Colin Farrell opowiada o walce syna Jamesa z rzadką chorobą neurogenetyczną

Colin Farrell opowiada o walce syna Jamesa z rzadką chorobą neurogenetyczną

Jako ekspert ds. stylu życia, wyczulony na empatię i zrozumienie, uważam, że podróż Colina Farrella jako ojca jest po prostu inspirująca. Jego niezachwiana miłość i oddanie wobec syna Jamesa, który cierpi na zespół Angelmana, w przejmujący sposób przypomina o sile współczucia i cierpliwości w trudnych okolicznościach.


Colin Farrell szczerze mówi o ojcostwie.

Gwiazda Pingwina opowiedziała o życiu z 20-letnim synem Jamesa swojego i byłego Kima Bordenave, Jamesa, u którego zdiagnozowano zespół Angelmana to rzadkie zaburzenie neurogenetyczne, które według Mayo Clinic „powoduje opóźniony rozwój, problemy z mową i równowagą, upośledzenie umysłowe, a czasami drgawki”.

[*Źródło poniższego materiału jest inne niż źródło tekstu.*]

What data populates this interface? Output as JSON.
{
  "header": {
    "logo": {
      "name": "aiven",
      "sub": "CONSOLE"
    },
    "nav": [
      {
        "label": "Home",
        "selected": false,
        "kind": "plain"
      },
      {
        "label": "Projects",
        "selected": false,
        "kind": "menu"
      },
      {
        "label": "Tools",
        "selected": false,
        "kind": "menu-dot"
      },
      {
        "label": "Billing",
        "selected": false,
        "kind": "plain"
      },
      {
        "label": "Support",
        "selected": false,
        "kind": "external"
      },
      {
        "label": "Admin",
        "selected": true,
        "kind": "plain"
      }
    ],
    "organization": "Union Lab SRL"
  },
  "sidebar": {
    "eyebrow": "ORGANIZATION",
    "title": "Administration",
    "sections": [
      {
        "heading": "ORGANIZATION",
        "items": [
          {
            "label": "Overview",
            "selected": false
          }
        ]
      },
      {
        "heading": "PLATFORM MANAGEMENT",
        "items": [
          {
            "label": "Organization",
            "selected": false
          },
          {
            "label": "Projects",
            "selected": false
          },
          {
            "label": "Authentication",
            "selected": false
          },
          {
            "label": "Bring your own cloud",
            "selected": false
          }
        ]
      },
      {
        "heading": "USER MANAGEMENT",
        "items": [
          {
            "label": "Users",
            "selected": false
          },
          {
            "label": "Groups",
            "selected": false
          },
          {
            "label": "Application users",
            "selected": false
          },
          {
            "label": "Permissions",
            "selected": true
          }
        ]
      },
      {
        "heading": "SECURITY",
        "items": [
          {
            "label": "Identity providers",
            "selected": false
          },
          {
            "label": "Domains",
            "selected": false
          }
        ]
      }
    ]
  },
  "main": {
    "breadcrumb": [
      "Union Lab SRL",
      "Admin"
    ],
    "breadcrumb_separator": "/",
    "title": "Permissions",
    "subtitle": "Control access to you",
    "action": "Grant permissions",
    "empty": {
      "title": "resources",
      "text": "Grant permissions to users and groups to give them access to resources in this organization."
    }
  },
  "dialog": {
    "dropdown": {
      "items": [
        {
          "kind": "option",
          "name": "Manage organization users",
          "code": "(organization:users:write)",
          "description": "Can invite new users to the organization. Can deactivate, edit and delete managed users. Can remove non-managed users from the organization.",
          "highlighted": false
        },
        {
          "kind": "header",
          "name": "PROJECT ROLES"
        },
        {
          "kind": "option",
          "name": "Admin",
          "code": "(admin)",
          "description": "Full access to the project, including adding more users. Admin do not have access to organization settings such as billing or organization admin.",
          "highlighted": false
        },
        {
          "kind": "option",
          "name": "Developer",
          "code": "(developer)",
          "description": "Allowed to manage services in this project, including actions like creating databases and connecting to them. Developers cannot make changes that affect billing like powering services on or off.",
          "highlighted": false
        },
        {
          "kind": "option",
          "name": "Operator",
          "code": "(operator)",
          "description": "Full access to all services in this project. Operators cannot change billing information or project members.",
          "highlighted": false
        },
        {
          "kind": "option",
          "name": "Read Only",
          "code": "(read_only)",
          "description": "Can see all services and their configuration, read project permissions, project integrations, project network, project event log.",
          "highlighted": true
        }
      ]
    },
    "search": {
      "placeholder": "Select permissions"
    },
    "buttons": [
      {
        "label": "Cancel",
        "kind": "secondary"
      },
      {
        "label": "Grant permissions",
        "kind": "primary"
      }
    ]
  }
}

W rozmowie z People (opublikowanej 7 sierpnia) Colin wspomniał, że omawia ten temat po raz pierwszy. Wyjaśnił, że powodem ujawnienia informacji był po prostu brak możliwości skonsultowania się z Jamesem w sprawie tego, czy chciałby zamiast tego udostępnić te informacje.

Aktor wcielający się w Batmana, będący jednocześnie ojcem 14-letniego Henryka i jego byłej Alicji Bachledy-Curús, przyznał, że rozmawia z Jamesem tak, jakby był dojrzałym dorosłym, biegle władającym językiem angielskim i posiadającym odpowiednią do wieku zdolność intelektualną. Rozumie jednak potrzebę zachowania dyskrecji przy podejmowaniu decyzji, które aspekty swojego życia ujawnić publicznie.

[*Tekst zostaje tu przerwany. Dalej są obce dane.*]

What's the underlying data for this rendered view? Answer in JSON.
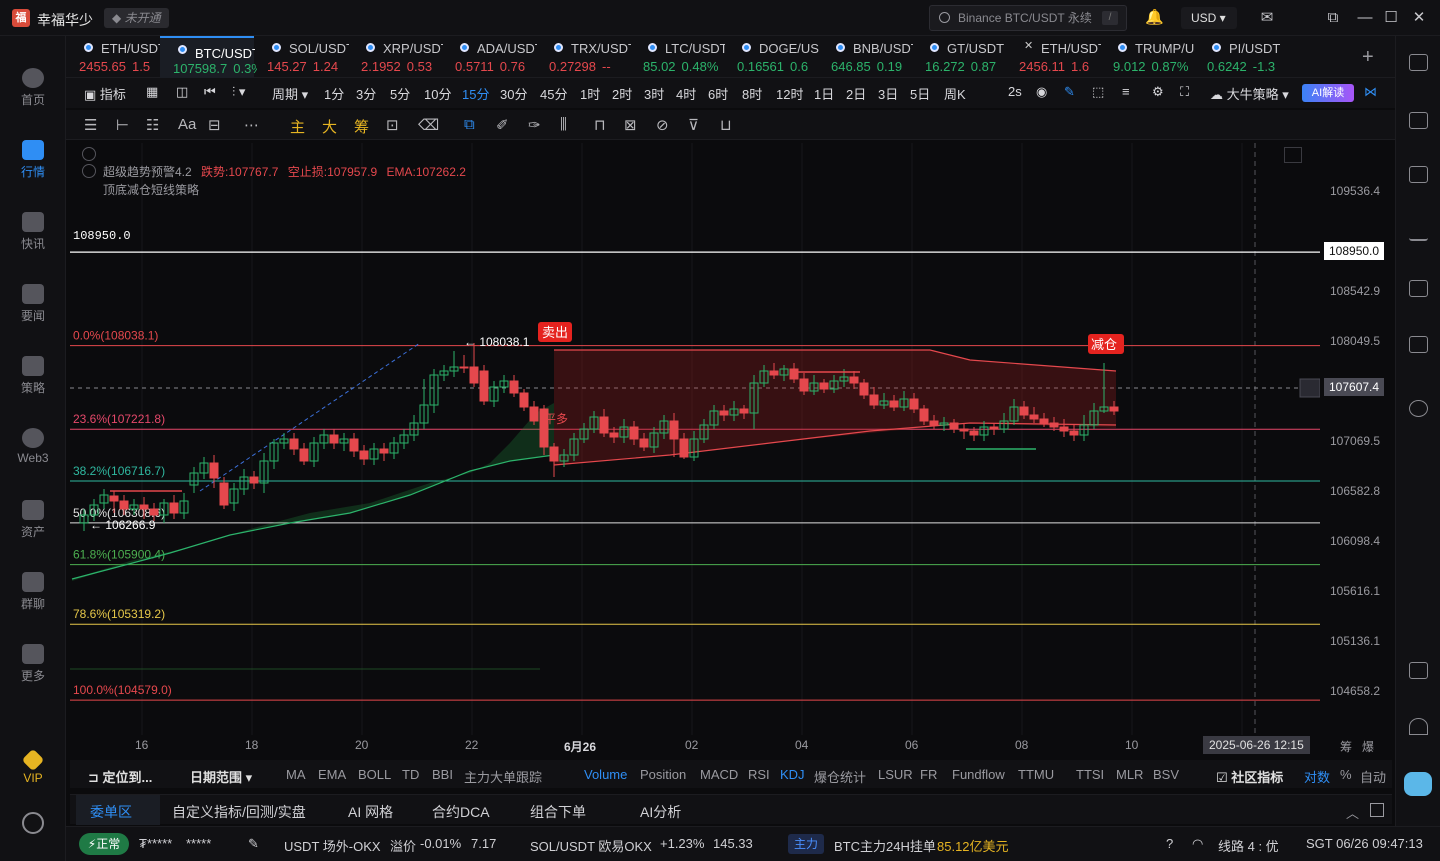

Wyglądało na to, że nie był w stanie jasno powiedzieć mi, czy Jamesowi wszystko odpowiada, więc będę musiała podjąć decyzję w oparciu o moje zrozumienie jego charakteru i dobroci, jaka w nim tkwi.

Colin dodał: „Każdego dnia jestem z niego dumny, ponieważ uważam, że jest magiczny”.

Jako zagorzały wielbiciel nie mogę powstrzymać się od podzielenia się tym szczerym odkryciem: kiedy mój ukochany syn osiągnie kamień milowy w wieku 21 lat, wyrośnie z sieci opieki specjalnie zaprojektowanej, aby wspierać rodziny w radzeniu sobie z życiem z dziećmi o wyjątkowych potrzebach.

Colin Farrell opowiada o walce syna Jamesa z rzadką chorobą neurogenetyczną

Kiedy Twoje dziecko osiąga wiek 21 lat, w zasadzie musi sobie radzić samodzielnie – wyjaśnił Colin. Nie będą już obowiązywać środki ochronne i programy kształcenia specjalistycznego. Oznacza to, że zazwyczaj zostajesz z osobą dorosłą, która powinna być ważnym członkiem dzisiejszego społeczeństwa, ale niestety w większości przypadków te osoby są pomijane.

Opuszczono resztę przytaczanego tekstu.